Le 26 mars 1997, la police est arrivée dans un manoir isolé de Santa Fe et a trouvé 39 personnes mortes, toutes allongées dans leur lit, couvertes d’un linceul violet et portant des Nike noires identiques.
Vingt ans auparavant, une infirmière nommée Bonnie Nettles (Vera Farmiga) est malheureuse dans son mariage sans amour et est rapidement charmée par Marshall Herff Applewhite (Tim Blake Nelson), un patient admis à l’hôpital après avoir tenté de se suicider.
Alors qu’Applewhite insiste sur le fait que sa relation avec Bonnie n’est pas censée être romantique ou sexuelle, mais plutôt spirituelle, elle choisit de laisser sa famille derrière elle et de le suivre. Sa rhétorique de prédication change avec le temps, tout comme son public, jusqu’au jour où lui et Bonnie tombent sur l’idée de s’adresser à des gens qui ont déjà l’impression de ne pas appartenir. Désormais, ils vendent le concept selon lequel le corps humain n’est qu’un « véhicule » à des êtres extraterrestres qui, avec la formation et la préparation adéquates, pourront rentrer chez eux et passer au « niveau évolutif supérieur à l’humain ».

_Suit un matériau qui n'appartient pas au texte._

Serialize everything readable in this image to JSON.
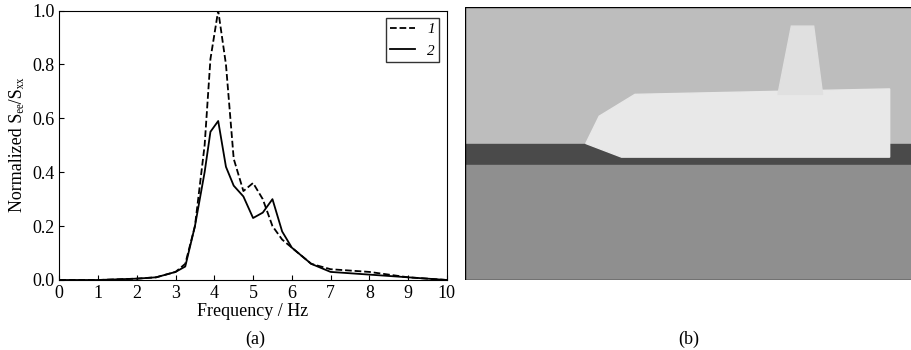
{
  "chart_data": {
    "type": "line",
    "x_label": "Frequency / Hz",
    "y_label": "Normalized Sₑₑ/Sₓₓ",
    "x": [
      0,
      1,
      2,
      2.5,
      3,
      3.25,
      3.5,
      3.75,
      3.9,
      4.1,
      4.3,
      4.5,
      4.75,
      5,
      5.25,
      5.5,
      5.75,
      6,
      6.5,
      7,
      8,
      9,
      10
    ],
    "series": [
      {
        "name": "1",
        "color": "#000000",
        "line_style": "dashed",
        "values": [
          0,
          0,
          0.005,
          0.01,
          0.03,
          0.06,
          0.2,
          0.5,
          0.82,
          1.0,
          0.8,
          0.45,
          0.33,
          0.36,
          0.3,
          0.2,
          0.15,
          0.12,
          0.06,
          0.04,
          0.03,
          0.01,
          0
        ]
      },
      {
        "name": "2",
        "color": "#000000",
        "line_style": "solid",
        "values": [
          0,
          0,
          0.005,
          0.01,
          0.03,
          0.05,
          0.2,
          0.4,
          0.55,
          0.59,
          0.42,
          0.35,
          0.31,
          0.23,
          0.25,
          0.3,
          0.18,
          0.12,
          0.06,
          0.03,
          0.02,
          0.01,
          0
        ]
      }
    ],
    "xlim": [
      0,
      10
    ],
    "xticks": [
      0,
      1,
      2,
      3,
      4,
      5,
      6,
      7,
      8,
      9,
      10
    ],
    "ylim": [
      0,
      1
    ],
    "yticks": [
      {
        "value": 0,
        "label": "0.0"
      },
      {
        "value": 0.2,
        "label": "0.2"
      },
      {
        "value": 0.4,
        "label": "0.4"
      },
      {
        "value": 0.6,
        "label": "0.6"
      },
      {
        "value": 0.8,
        "label": "0.8"
      },
      {
        "value": 1,
        "label": "1.0"
      }
    ],
    "legend": "upper right",
    "grid": false
  },
  "panel_labels": [
    "(a)",
    "(b)"
  ]
}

Alors que le film de Michael Gallagher Le chef raconte évidemment l’histoire du tristement célèbre culte de Heaven’s Gate et reste principalement proche des faits communément connus, il ne s’agit pas vraiment d’un vrai crime traditionnel ou d’une tentative d’enquêter en profondeur et de raconter la tragédie dans son intégralité. Au contraire, la structure narrative du film est assez fragmentée (tout comme son montage, qui est sujet à des coupures vives et abruptes), sautant souvent de longues périodes et des « grands moments » mais s’arrêtant à ceux que les auteurs jugent les plus révélateurs.
Même si le film commence avec Applewhite et revient évidemment sur lui, il ne se concentre pas vraiment sur lui autant qu’on pourrait s’y attendre. Il ne s’agit pas non plus de Bonnie, même si la première moitié du film a tendance à s’orienter vers son point de vue, suggérant même parfois ouvertement qu’elle était, en fait, la véritable leader titulaire. Mais Gallagher, qui a également écrit le scénario, est plus intéressé par l’exploration du phénomène dans son ensemble que par une étude des personnages.
Le chef n’est pas la première pièce à décrire comment le besoin de croire en quelque chose peut conduire les gens à des extrêmes tragiques, voire fatals. Ce n’est pas non plus le premier à explorer la question de savoir ce qui mène les dirigeants et s’ils peuvent réellement croire eux-mêmes à leurs conneries. Cela ne semble pas vraiment important. Comme le souligne le film de Gallagher, même s’ils ne le font pas au début, à un moment donné, ils commenceront très probablement à le faire, puisque la véritable force derrière de telles formations est le besoin de se connecter, de faire partie de quelque chose, quoi qu’il arrive.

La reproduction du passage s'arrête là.